Document TFLite delegate parameters supported by the TFLite delegate registrar in lite/tools/delegates, and also change README in each tool (evaluation tools and the benchmark tool) accordingly to mention these supported parameters.

PiperOrigin-RevId: 307791203 Change-Id: If23c11cb9c80e0037c38f070e0ad23fe6cff690e
2020-04-22 04:39:55 -07:00 · 2020-04-22 04:39:55 -07:00 · 83b579780d
commit 83b579780d
parent 1912ef16d6
5 changed files with 163 additions and 78 deletions
--- a/tensorflow/lite/tools/benchmark/README.md
+++ b/tensorflow/lite/tools/benchmark/README.md
@ -34,32 +34,6 @@ and the following optional parameters:
 *   `run_delay`: `float` (default=-1.0) \
    The delay in seconds between subsequent benchmark runs. Non-positive values
    mean use no delay.
-*   `use_xnnpack`: `bool` (default=false) \
-    Whether to use the XNNPack delegate.
-*   `use_hexagon`: `bool` (default=false) \
-    Whether to use the Hexagon delegate. Not all devices may support the Hexagon
-    delegate, refer to the TensorFlow Lite documentation for more information
-    about which devices/chipsets are supported and about how to get the required
-    libraries. To use the Hexagon delegate also build the
-    hexagon_nn:libhexagon_interface.so target and copy the library to the
-    device. All libraries should be copied to /data/local/tmp on the device.
-*   `use_nnapi`: `bool` (default=false) \
-    Whether to use
-    [Android NNAPI](https://developer.android.com/ndk/guides/neuralnetworks/).

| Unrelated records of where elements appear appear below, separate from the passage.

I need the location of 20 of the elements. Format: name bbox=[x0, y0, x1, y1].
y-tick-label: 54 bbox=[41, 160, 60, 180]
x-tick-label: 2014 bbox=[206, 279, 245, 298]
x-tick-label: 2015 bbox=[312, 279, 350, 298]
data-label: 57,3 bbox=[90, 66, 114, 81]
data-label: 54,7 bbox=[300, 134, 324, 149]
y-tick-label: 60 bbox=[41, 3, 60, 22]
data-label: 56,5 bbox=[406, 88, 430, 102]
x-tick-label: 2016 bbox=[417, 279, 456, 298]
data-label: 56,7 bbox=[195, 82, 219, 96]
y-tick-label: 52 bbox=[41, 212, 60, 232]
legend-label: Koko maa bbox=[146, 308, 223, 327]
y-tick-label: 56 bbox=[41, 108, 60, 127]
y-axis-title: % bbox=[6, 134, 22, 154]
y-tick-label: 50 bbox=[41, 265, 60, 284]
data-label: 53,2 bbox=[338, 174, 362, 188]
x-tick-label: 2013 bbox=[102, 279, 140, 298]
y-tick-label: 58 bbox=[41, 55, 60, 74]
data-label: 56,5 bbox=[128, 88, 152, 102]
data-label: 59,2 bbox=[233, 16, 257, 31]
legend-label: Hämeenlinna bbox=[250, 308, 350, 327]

-    This API is available on recent Android devices. Note that some Android P
-    devices will fail to use NNAPI for models in `/data/local/tmp/` and this
-    benchmark tool will not correctly use NNAPI. When on Android Q+, will also
-    print the names of NNAPI accelerators accessible through the
-    `nnapi_accelerator_name` flag.
-*   `nnapi_accelerator_name`: `str` (default="") \
-    The name of the NNAPI accelerator to use (requires Android Q+). If left
-    blank, NNAPI will automatically select which of the available accelerators
-    to use.
-*   `nnapi_execution_preference`: `string` (default="") \
-    Which
-    [NNAPI execution preference](https://developer.android.com/ndk/reference/group/neural-networks.html#group___neural_networks_1gga034380829226e2d980b2a7e63c992f18af727c25f1e2d8dcc693c477aef4ea5f5)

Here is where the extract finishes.